Second Year of University: A Battlefield Nobody warned me about..
5/25/20264 min read


1st Semester
I remember my first day back like it was yesterday. I walked into the lecture hall, found a seat, looked around and just froze. Where had everyone gone ?
First year, that same room was PACKED, loud and overwhelming. You could barely find a seat. But this ? Half of the faces were missing and whole sections of the room were empty. I kept telling myself people were running late, that they'd show up eventually until the module leader walked in. She looked around at us, the survivors, and launched straight into it. No sugarcoating was added, second year was literally a different dimension. Double the effort and double the pressure were required to succeed. If you weren't ready for that, the empty seats already told you everything you had to know.

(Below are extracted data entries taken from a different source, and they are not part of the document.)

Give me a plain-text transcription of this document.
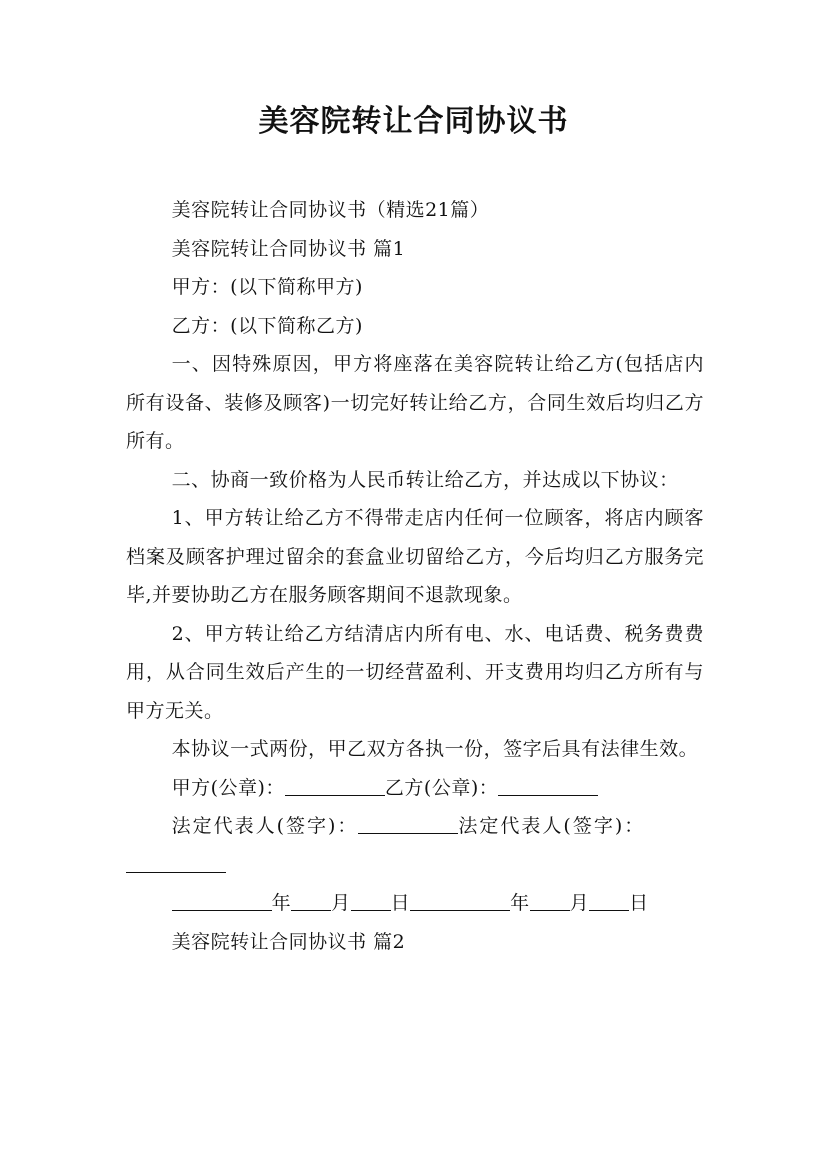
美容院转让合同协议书

美容院转让合同协议书（精选21篇）

美容院转让合同协议书 篇1

甲方：(以下简称甲方)

乙方：(以下简称乙方)

一、因特殊原因，甲方将座落在美容院转让给乙方(包括店内所有设备、装修及顾客)一切完好转让给乙方，合同生效后均归乙方所有。

二、协商一致价格为人民币转让给乙方，并达成以下协议：

1、甲方转让给乙方不得带走店内任何一位顾客，将店内顾客档案及顾客护理过留余的套盒业切留给乙方，今后均归乙方服务完毕,并要协助乙方在服务顾客期间不退款现象。

2、甲方转让给乙方结清店内所有电、水、电话费、税务费费用，从合同生效后产生的一切经营盈利、开支费用均归乙方所有与甲方无关。

本协议一式两份，甲乙双方各执一份，签字后具有法律生效。

甲方(公章)：	乙方(公章)：

法定代表人(签字)：	法定代表人(签字)：

年 月 日	年 月 日

美容院转让合同协议书 篇2
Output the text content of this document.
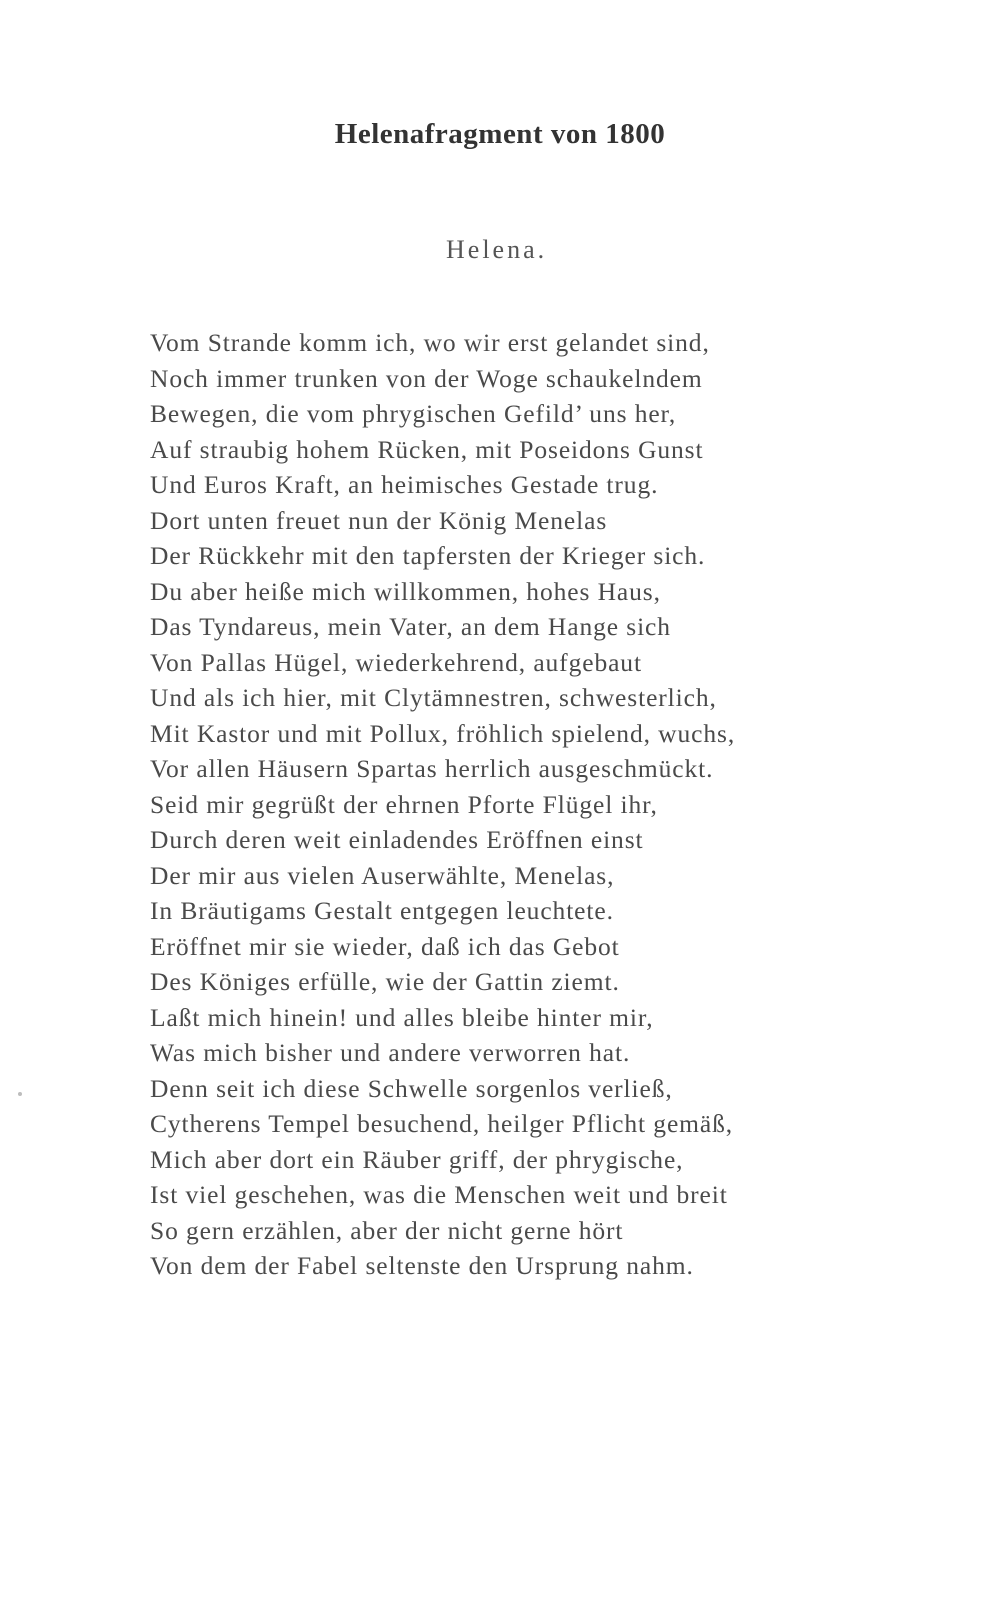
Helenafragment von 1800

Helena.

Vom Strande komm ich, wo wir erst gelandet sind,
Noch immer trunken von der Woge schaukelndem
Bewegen, die vom phrygischen Gefild’ uns her,
Auf straubig hohem Rücken, mit Poseidons Gunst
Und Euros Kraft, an heimisches Gestade trug.
Dort unten freuet nun der König Menelas
Der Rückkehr mit den tapfersten der Krieger sich.
Du aber heiße mich willkommen, hohes Haus,
Das Tyndareus, mein Vater, an dem Hange sich
Von Pallas Hügel, wiederkehrend, aufgebaut
Und als ich hier, mit Clytämnestren, schwesterlich,
Mit Kastor und mit Pollux, fröhlich spielend, wuchs,
Vor allen Häusern Spartas herrlich ausgeschmückt.
Seid mir gegrüßt der ehrnen Pforte Flügel ihr,
Durch deren weit einladendes Eröffnen einst
Der mir aus vielen Auserwählte, Menelas,
In Bräutigams Gestalt entgegen leuchtete.
Eröffnet mir sie wieder, daß ich das Gebot
Des Königes erfülle, wie der Gattin ziemt.
Laßt mich hinein! und alles bleibe hinter mir,
Was mich bisher und andere verworren hat.
Denn seit ich diese Schwelle sorgenlos verließ,
Cytherens Tempel besuchend, heilger Pflicht gemäß,
Mich aber dort ein Räuber griff, der phrygische,
Ist viel geschehen, was die Menschen weit und breit
So gern erzählen, aber der nicht gerne hört
Von dem der Fabel seltenste den Ursprung nahm.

It didn't really hit me until the work started. In the first year, anyone could make it by "trying". Second year wanted something different. This included consistency, week after week. And honestly, I was ready for the challenge. I had something to achieve. For a while, it worked. I got a 1st on my first coursework. Stared at that grade like I could do better next time. Not that I wasn't grateful but I always target the highest excellence.
Then, I fell sick and of course, it had to be right in the middle of my final coursework deadline. I requested for an extension which would give me one extra week. One week while my body was falling apart but I couldn't afford to be ill, not really, not with my grades on the line. So I pushed through.
There was even a section where I had to record my voice for a presentation. I wanted to cry. I sounded so terrible. Like, if you were to imagine a crocodile having a voice then that would be exactly what my voice sounded like. But I recorded it anyway, submitted it, and informed my academic advisor. What else could I do?
And that still wasn't even the end. I had 3 weeks left to study for my exam. Three weeks after everything my body had just been through. I was praying, like genuinely praying, and regretting not starting sooner. Even though my schedule had been absolutely packed and I had tried. Somehow, someway, I got a first on that exam. That was the day I fully understood the power of prayer.
But then my coursework grade came back. The one I'd written while I was sick and exhausted. I was shocked. It was lower than I expected. Reading that feedback felt like a slap across my face. It was honest, fair, but it stung. I had to humble myself and admit I could have done better. And somehow, instead of breaking me, it lit a determination in me.
2nd Semester
I came into second semester with a different energy. This was also when I started Oikodome and began investing in my own personal development. Because I genuinely believed there were no exams this semester. Just two courseworks and that it was going to be manageable, calm and this would give me a chance to breathe.
Well, I was so wrong. Not only did the exams exist, but there were two of them on two completely different types of modules. Plus two courseworks. A full gift basket of stress, great. I couldn't dedicate every day to revision because the coursework deadlines were closer and more urgent, so I had to constantly choose and always feel guilty about whichever one I wasn't doing.
One of the courseworks was a lab report. I had started it, technically, but I hadn't given it the daily attention it needed. So, yes, you guessed it... I pulled an all-nighter. I gave it everything I had. By morning, my eyes were burning so badly that I could barely hold eye contact with people or objects. I wish I was exaggerating on this one.I convinced myself it was worth it. Surely a first was coming my way.
It wasn't. I was 5 marks away from a 1st. I sat with that grade and thought: what was the point of trying? It felt like the harder I pushed, the more mediocrity chased me. And yet again, reading the feedback, I had to admit that the marker wasn't wrong.
But then something unexpected happened. My other coursework came back with the highest grade I had ever received in my entire university life. I hadn't even seen it coming. That one moment made everything feel worth it. I was genuine thanking God for such a victory.
Eventually, I had 3-4 weeks left to revise for the exams. I gave it everything that was left in me. When I finally walked out of my last exam and made it back to my accommodation. I caught my reflection in the mirror, my eyes were completely red, like I'd been through something. Because I had.
I went to sleep thinking: nothing good comes easily.
Then I rememberd that when my academic advisor asked my peers how they felt about the year, one answer said it all — "exhausted, honestly." They looked done with life. I felt that in me and I could relate. But to be honest, what really kept me going was me just trusting God and doing my part.
What's the Lesson?
Start early, please. I am begging you. The courseworks where I got my best grades were the ones I started with time to spare. The ones I rushed, the grades showed it every single time.
Manage your time and prioritise what's due soonest. You don't have to be "perfect, you just need consistency.
And if you're in second year right now feeling like it's too much, don't quit. Find your reason to keep going. Not just a vague hope that it'll pay off someday, but a real, personal reason. That's what keeps you moving when the exhaustion sets in.
It will be worth it. But you must decide that before you finish, not after.